SUPPORT GROUPS: These are offline or online groups that connect patients suffering from cancer. Do find out about a support group around you. The hospital where you are being treated may have a support group that you could join.
Sources: Mayo Clinic
Choosing your oncologist and hospital is a very important decision, we recommend you make the time to research your options. We profile doctors and hospitals based on the range of services they offer to treat prostate cancer. Use our search tools to guide your choice of a medical provider. You may get in touch with us for any assistance during selection or booking process.
If you’ve been diagnosed with cancer, you need to find an oncologist to begin your treatment. An oncologist is a doctor who specializes in treating cancer. For prostate cancer, you can start by visiting a medical oncologist. Choose someone you are not only confident about but also comfortable with.
TIPS TO FIND AN ONCOLOGIST
- Look for Specialists: Look for doctors who treat your specific type of cancer - prostate cancer. You may need to work with more than one type of oncologists – surgical, medical or radiation oncologists.
- Gather Feedback: Discuss with friends and family, especially those who’ve taken similar treatment before. Online communities are a quick way to get feedback from others who’ve experienced your type of cancer before.
- Check the doctor’s credentials: Find out if the doctor has received any advanced training. There may be super-specialists available for reproductive cancers, who have received dedicated training on treating prostate cancer. If doctor’s credentials are not available easily, you have the right to ask for it from the doctor directly.
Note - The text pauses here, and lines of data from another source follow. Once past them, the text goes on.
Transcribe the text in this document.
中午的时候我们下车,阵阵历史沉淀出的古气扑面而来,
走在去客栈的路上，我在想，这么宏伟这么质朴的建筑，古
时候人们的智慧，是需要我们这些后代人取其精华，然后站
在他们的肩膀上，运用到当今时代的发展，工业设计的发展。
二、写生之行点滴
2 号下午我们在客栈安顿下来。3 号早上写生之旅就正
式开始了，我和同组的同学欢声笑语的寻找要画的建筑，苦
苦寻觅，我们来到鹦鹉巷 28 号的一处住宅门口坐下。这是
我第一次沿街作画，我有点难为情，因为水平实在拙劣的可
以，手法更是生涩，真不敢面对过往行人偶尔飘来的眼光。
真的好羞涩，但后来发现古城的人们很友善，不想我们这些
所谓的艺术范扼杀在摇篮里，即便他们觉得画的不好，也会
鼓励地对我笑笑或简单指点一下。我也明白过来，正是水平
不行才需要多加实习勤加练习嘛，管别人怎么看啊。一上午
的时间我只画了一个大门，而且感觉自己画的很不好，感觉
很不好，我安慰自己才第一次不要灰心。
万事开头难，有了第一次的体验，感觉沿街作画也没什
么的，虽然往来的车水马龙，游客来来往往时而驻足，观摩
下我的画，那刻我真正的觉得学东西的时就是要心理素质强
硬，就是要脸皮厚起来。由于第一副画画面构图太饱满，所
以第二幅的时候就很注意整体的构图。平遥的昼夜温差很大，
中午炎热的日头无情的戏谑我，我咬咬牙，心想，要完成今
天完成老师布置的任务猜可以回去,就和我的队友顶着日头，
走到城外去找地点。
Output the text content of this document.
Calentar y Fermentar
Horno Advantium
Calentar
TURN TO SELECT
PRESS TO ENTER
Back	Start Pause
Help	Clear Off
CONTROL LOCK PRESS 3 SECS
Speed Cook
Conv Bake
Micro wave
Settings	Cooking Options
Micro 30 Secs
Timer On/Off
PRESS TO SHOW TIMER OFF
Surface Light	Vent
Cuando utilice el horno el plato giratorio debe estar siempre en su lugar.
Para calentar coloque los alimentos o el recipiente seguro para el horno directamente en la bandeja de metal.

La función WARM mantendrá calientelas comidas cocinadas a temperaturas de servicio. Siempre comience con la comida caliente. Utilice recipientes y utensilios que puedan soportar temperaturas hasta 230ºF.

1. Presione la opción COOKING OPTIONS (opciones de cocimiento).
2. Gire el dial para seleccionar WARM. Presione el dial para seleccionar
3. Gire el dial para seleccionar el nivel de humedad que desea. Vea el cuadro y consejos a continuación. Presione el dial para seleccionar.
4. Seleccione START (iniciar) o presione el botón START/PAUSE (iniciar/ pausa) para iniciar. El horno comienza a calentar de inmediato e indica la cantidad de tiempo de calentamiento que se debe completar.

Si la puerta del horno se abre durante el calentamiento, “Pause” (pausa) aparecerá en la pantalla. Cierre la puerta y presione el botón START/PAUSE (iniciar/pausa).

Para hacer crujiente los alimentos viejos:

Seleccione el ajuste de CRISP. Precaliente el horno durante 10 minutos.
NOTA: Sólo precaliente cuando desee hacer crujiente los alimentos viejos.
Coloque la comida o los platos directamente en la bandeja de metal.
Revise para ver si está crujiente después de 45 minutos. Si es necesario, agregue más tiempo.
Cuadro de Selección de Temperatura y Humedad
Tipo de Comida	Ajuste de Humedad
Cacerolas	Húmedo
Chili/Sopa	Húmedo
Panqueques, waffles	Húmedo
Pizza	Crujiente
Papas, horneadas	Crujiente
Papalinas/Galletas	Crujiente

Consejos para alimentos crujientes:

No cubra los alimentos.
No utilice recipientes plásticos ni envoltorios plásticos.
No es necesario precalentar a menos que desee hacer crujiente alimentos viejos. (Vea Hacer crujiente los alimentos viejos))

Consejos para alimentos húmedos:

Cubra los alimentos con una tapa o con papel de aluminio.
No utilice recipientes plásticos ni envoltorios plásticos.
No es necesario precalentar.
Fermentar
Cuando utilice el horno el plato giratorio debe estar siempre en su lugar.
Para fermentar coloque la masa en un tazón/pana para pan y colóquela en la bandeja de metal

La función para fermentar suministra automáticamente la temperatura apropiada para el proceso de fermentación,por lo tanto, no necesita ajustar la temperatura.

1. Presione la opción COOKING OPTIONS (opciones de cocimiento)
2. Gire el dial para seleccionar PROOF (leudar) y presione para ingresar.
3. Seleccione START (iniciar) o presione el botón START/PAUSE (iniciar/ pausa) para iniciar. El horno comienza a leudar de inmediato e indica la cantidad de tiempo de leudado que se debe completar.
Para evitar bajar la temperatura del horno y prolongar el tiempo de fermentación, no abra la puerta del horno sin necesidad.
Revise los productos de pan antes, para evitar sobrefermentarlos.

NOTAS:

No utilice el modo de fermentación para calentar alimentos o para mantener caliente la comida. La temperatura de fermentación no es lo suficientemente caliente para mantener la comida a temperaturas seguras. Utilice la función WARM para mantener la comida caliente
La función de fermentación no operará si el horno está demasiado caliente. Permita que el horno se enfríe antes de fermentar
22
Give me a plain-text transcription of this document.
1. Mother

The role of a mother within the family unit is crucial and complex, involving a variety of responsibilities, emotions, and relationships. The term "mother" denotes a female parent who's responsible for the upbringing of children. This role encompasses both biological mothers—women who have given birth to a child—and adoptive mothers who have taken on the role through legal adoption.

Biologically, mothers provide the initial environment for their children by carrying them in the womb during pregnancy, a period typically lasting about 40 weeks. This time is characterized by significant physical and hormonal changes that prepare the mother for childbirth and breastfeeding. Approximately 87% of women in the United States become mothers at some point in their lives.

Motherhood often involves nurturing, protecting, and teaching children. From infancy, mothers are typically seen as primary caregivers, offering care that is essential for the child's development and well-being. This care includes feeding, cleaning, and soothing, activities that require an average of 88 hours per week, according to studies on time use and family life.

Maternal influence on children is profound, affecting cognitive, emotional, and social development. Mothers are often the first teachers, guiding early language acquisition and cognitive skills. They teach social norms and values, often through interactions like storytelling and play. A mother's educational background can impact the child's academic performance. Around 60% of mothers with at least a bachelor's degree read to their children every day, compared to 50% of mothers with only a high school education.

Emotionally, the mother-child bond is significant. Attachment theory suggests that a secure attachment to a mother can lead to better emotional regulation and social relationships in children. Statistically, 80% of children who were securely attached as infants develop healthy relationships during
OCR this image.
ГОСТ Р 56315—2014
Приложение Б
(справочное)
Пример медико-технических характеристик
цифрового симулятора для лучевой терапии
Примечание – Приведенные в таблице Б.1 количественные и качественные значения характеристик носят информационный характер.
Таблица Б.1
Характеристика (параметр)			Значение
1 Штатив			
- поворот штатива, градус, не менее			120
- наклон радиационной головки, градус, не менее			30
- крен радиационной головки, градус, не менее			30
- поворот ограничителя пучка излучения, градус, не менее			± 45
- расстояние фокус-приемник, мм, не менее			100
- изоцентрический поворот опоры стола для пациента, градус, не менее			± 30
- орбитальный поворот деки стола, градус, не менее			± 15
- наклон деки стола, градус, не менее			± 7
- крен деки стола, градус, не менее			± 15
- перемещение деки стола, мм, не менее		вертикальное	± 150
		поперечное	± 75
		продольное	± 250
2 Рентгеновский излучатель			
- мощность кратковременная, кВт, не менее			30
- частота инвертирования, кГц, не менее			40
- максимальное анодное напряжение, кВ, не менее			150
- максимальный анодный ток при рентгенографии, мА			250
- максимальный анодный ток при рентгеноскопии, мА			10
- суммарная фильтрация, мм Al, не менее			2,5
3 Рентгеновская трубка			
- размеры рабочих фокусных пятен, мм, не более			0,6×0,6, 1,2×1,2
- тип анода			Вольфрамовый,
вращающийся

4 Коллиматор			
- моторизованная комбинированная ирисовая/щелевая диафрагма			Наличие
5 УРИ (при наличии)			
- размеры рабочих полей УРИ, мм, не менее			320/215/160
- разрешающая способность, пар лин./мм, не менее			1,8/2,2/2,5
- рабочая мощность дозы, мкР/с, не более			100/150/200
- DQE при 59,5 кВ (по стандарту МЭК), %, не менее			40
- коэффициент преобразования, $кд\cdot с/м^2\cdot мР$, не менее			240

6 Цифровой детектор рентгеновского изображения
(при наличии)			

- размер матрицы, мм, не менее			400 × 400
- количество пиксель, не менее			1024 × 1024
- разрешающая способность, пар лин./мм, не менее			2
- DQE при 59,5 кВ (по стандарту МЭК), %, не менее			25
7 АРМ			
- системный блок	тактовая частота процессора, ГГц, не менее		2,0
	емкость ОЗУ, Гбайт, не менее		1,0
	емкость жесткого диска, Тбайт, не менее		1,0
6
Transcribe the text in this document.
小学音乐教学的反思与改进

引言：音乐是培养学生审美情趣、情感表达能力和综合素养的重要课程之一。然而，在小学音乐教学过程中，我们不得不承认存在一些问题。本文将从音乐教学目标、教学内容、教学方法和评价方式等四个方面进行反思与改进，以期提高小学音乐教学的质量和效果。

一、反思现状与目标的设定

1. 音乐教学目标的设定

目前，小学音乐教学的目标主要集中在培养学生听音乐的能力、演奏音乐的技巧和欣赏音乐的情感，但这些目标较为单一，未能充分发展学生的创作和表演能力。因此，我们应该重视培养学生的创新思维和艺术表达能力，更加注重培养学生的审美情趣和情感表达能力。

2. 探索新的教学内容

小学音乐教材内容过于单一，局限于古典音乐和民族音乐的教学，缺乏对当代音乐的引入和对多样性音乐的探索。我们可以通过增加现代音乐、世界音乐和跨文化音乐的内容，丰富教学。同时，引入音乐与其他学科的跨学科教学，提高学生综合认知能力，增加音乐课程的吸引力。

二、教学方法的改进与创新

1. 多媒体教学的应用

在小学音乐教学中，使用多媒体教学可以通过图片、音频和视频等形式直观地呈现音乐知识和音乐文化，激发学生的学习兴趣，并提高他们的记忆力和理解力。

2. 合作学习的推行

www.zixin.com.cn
- Review doctor’s experience: Check how long the doctor has been practicing after completion of formal oncology education. How many patients with your type of cancer – prostate cancer – does the doctor see every year? In case of surgeons, studies have proven that higher volumes of surgeries lead to better outcomes.
- Find out hospital affiliations: Which hospitals does the doctor practice in? The availability of a multiple types of doctors at the hospital where you get treated is important. Find out what support staff is available at the hospital e.g. dietitian, counselor, home healthcare facilities etc.
TIPS TO FIND A HOSPITAL
- Lookout for hospitals with lot of experts: Look for hospitals that offer a multi-disciplinary approach to prostate cancer treatment. This means each you receive inputs from many cancer experts. You will be helped by specialists including surgeons, medical oncologists, radiation oncologists, oncology nurses and other supporting staff. Find out if the hospital has a dedicated team for reproductive cancers? Does the hospital have Tumor Board reviews – how often are they conducted and will your case be discussed there if you wish?
- Work with a major cancer hospital, even if it is far: Most experts in high-volume centers are willing to work with your local doctors. Usually, part of the treatment (for example, surgery) can be executed in the major center and the post-surgery treatment is executed locally.
- Research hospital’s Prostate Cancer volumes: How many cases of prostate cancer are treated in the hospital every year? High volume centers with multiple specialists available for reproductive cancers may have better expertise and specialized medical infrastructure required.
- Consider Clinical Trials Availability: Ask whether the doctor or hospital has access to clinical trials and if you are eligible for any. Clinical trials are research studies that test new ways to treat cancer that you can be involved with. By being involved, you can help improve treatments and outcomes for future patients.
- Insurance Acceptance: Check if the hospital accepts your insurance. Check if the hospital has a desk that can assist you with claims.